In Matt Shoemaker's mind, Sunday's game played out much differently than it did in reality.
The righthander imagined Kansas City's Hunter Dozier, instead of just grounding into a forceout, actually failing to sprint to first in time, giving the Twins a double play. The score would be tied with two outs.
"I felt really good. I feel like I should have pitched three more innings there at least," Shoemaker mused. "We win the game 3-2. Obviously, that's a good-case scenario, but that's the way I saw it."
Instead of Shoemaker's dreams coming true, though, the nightmare scenario manifested. A four-run fifth inning broke the game in the Royals' favor, as the Twins lost 6-3 in front of an announced Target Field crowd of 17,923.
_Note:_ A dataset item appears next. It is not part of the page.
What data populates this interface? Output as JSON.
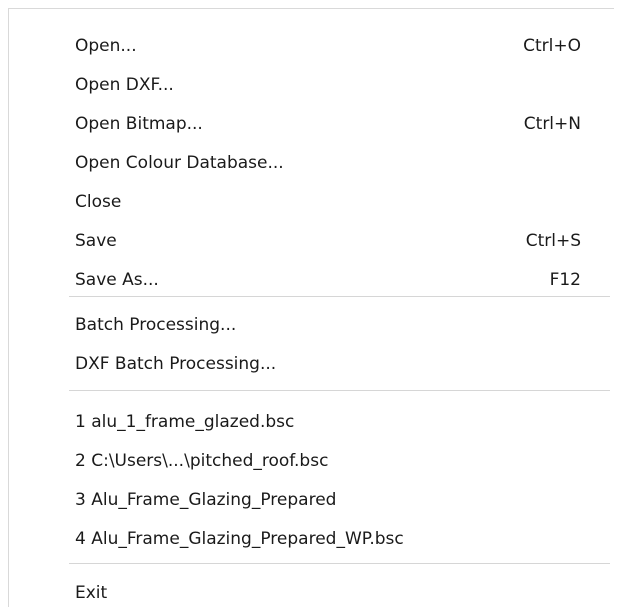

Shoemaker went from retiring 11 consecutive batters from the end of the first inning through the fourth to giving up four hits and a walk plus committing an error on a pickoff attempt. He got pulled in the fifth inning, gifting Kansas City a 5-2 lead.
When he left the mound, leaving the bases loaded for lefthander Caleb Thielbar, Shoemaker sat on the dugout bench, staring off into nothing. He shook his head in disbelief as the question, "How did that just happen?" spun through his mind.
"He kind of got singled to death, it felt like," manager Rocco Baldelli said of Shoemaker's fifth-inning fiasco. "I don't think he went out there and all of a sudden he wasn't sharp. I think it was a combination of getting a little bit later in the game but also some ground balls finding some holes and spots."
That was something the Twins couldn't seem to inflict on their opponents, though, as they were outhit 11-5. Two actual ducks landed on the metaphorical outfield pond in the bottom of the second inning, but the Twins didn't capitalize on the good omen, leaving two runners on in the inning and finishing with 10 left on base.